霜月 「MARIA」はバトルの曲にしてはおとなしいなと思いました。荘厳で神聖なイメージが曲からも伝わってきて。ボス戦で流れるシーンは実際にプレーしたいという気持ちはあります。曲だけ聴いたら「ボス戦で流れるような曲じゃないかも」というイメージも湧くかもしれない曲で、ゲーム中に聴いてどんな印象になるのかはプレーしてこそ感じられるものだと思うので。「夢を織る家」はポップでかわいらしい曲で、『アトリエ』のひとつの側面や雰囲気、世界観を表しています。だからアトリエテーマなのかな。いままでのシリーズの曲と共通するイメージに合ったものだったので、つかみやすかったし、自分の中のどういうものを出せばいいのかも自然とわかりました。

――詞の世界観に関しての印象は?
霜月 「MARIA」は造語が使われているので、歌詞の意味を伝えるというよりは全体的な雰囲気やイメージを伝えるつもりで、コーラスの発音や発声している感じでした。「夢を織る家」は逆にわかりやすくて、詞を読んだら、そのままにしか聴こえないくらい(笑)。情景も想像しやすかったし、曲との雰囲気のマッチングもピッタリでした。あとは女の子らしさが出るように意識して歌いました。

――レコーディングをしてみての感想は? 
霜月 阿知波さんだけでなく、エンジニアも勝手知ったるDaniさんとやり慣れたメンバーだったので、やりやすかったです。「MARIA」は、多重録音は聖歌っぽいコーラスなのかなと思ってテストテイクでやってみたら、「そういう感じです」と。多重録音は実際に重ねてみないとわからない部分があるんですが、作っていく中で段々とイメージが固まって、重ね終わった後は達成感がありました。「夢を織る家」ではおもしろかったのがコーラスで、デモの時点では歌詞がなくて、「ラララでやるのかな?」と思っていたら、直前に歌詞が付いて。「これはどんなイメージなんですか?」と聞いたら、「ベタベタな感じで」と(笑)。懐かしさもありつつ、ジャパニーズポップス的な雰囲気を作るというやり取りを現場でしました。

――それぞれの曲の聴きどころは?
霜月 「MARIA」は歌というか音楽として聴いてほしいです。歌とインストで分けてしまいがちですが、そんなカテゴライズは必要ないと思っていて。私の歌声もDaniさんのギターやベースも音楽を構成する要素であり、こういう音楽なんだと思って聴いてください。そしてできるなら、ゲームをプレーしてこの曲が流れるボス戦を体験してください。「夢を織る家」は思わず、頬がほころんだり、テンションが上がる曲です。詞も曲も気持ちが軽くなるので、気分転換に気軽に聴けるのでオススメです。ゲーム中にこの曲が流れる時にちょっとした仕掛けがありますのでそこもお楽しみに。

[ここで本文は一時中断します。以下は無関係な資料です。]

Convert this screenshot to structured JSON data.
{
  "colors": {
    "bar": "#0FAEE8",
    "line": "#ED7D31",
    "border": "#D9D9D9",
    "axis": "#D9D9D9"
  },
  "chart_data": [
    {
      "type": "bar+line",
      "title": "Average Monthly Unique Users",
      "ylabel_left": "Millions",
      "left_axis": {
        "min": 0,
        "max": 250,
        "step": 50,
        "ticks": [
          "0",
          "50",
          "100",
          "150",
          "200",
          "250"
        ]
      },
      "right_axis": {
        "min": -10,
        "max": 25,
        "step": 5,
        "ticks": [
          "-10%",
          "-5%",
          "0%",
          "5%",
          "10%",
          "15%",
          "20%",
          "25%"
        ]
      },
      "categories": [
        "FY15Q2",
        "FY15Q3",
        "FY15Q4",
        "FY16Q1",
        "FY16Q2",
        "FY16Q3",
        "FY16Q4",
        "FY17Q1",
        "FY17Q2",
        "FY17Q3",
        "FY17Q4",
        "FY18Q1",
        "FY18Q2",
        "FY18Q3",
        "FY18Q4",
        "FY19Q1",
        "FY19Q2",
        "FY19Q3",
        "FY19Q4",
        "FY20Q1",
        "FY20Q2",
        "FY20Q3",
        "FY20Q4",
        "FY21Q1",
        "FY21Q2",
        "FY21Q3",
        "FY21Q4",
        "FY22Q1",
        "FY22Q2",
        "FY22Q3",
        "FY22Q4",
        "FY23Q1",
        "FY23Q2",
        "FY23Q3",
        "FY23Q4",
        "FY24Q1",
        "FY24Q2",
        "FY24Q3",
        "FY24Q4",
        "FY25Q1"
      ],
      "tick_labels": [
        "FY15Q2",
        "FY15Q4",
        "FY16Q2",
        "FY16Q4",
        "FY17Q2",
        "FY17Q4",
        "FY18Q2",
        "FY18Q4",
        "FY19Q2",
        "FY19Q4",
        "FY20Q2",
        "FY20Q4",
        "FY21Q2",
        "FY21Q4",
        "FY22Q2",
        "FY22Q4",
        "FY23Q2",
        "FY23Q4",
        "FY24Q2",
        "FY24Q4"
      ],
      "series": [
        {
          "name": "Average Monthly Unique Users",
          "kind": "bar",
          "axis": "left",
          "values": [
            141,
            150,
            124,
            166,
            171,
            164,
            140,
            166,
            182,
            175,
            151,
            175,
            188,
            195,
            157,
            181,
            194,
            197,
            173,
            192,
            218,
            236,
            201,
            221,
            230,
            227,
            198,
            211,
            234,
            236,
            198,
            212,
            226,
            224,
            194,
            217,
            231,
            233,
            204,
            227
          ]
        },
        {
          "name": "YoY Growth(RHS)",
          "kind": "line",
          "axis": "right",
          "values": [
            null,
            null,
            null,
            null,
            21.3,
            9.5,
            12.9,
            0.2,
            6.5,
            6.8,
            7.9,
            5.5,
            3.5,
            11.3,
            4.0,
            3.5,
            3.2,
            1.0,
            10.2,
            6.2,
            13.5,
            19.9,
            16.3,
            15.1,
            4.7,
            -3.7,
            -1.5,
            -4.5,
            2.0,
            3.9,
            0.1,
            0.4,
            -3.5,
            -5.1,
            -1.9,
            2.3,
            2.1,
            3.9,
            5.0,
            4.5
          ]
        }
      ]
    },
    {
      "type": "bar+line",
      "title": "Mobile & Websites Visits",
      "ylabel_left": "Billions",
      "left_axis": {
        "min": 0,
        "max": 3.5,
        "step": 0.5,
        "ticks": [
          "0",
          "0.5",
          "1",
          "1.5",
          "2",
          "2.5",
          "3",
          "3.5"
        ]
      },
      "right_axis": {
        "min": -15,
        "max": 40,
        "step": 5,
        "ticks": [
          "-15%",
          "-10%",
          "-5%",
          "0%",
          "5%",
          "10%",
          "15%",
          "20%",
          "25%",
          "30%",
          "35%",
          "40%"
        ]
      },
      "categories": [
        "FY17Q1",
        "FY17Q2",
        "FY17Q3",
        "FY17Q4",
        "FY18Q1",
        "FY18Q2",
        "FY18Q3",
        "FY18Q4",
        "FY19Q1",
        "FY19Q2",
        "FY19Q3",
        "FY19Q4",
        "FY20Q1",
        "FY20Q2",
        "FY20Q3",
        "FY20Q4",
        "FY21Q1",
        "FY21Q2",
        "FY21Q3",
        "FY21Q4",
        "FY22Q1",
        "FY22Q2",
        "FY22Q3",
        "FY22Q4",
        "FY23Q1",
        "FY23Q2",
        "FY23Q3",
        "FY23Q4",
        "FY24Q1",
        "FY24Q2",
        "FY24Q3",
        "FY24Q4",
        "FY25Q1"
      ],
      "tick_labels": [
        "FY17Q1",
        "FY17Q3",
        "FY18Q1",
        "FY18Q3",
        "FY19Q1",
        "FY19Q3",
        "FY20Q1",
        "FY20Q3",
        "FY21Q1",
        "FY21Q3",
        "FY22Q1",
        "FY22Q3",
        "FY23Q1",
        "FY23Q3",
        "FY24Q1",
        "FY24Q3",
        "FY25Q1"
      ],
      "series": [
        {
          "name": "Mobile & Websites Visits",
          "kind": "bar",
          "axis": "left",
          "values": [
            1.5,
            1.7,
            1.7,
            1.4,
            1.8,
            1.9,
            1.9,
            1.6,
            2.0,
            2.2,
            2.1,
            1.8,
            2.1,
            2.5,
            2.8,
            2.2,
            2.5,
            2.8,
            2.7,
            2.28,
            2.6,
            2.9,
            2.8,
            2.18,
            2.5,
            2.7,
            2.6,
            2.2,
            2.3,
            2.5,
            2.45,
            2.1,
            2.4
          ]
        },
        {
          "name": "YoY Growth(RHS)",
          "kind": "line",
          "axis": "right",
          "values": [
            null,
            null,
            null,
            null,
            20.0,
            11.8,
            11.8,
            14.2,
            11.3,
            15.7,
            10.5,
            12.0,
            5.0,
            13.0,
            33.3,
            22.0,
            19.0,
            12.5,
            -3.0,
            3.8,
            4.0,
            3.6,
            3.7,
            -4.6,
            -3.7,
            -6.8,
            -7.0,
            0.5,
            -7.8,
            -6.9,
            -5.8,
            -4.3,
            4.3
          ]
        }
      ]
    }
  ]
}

――長く関られてきた霜月さんから見た『アトリエ』シリーズの魅力と『アーシャのアトリエ』の印象は?
霜月 『アーシャのアトリエ』も一新しながらもいままでのシリーズと同じようにキャラがかわいいし、独特のファンタジー世界になっているかなと思いました。また作品によって雰囲気が違うと思うけど、工房があったり、調合システムなど作っていくイメージは共通してあって。例えば私ががっつり関らせていただいた『イリスのアトリエ』はRPG的な側面が強いシリーズでしたが、その中でも何かを調合してアイテムを作るという根底は変わらず。逆に世界観やストーリーはシリーズによって変わっていくのがおもしろいなと思います。不変的な部分はそのままに、今回はどうなるんだろうと想像するのがいちプレーヤーとしても毎回楽しみにしてます。

――皆さんへメッセージをお願いします。
霜月 『アトリエ』ファンの皆様、お久しぶりです。今作は新規シリーズということで、いろいろな新しさがあると思うので期待してます。私が歌った2曲もそれぞれ重要なシーンで流れるということで、早くゲーム中で楽しみたいし、皆さんにも楽しんでいただきたいです。「MARIA」も「夢を織る家」もタイプはまったく違うけど、自分らしさは入れているので、私の2曲2色を楽しんで聴いてください。ちなみに私と日山尚さんが共同企画したファンタジーボーカルアルバム『ティンダーリアの種』と『グリオットの眠り姫』の、メディア展開で書きおろしたボーカル曲、BGMを全曲収録した『ティンダーリアの奏』が7月7日にリリースされますので、『アトリエ』ファンの方、ファンタジー好きの方、よろしければ聴いてみてください!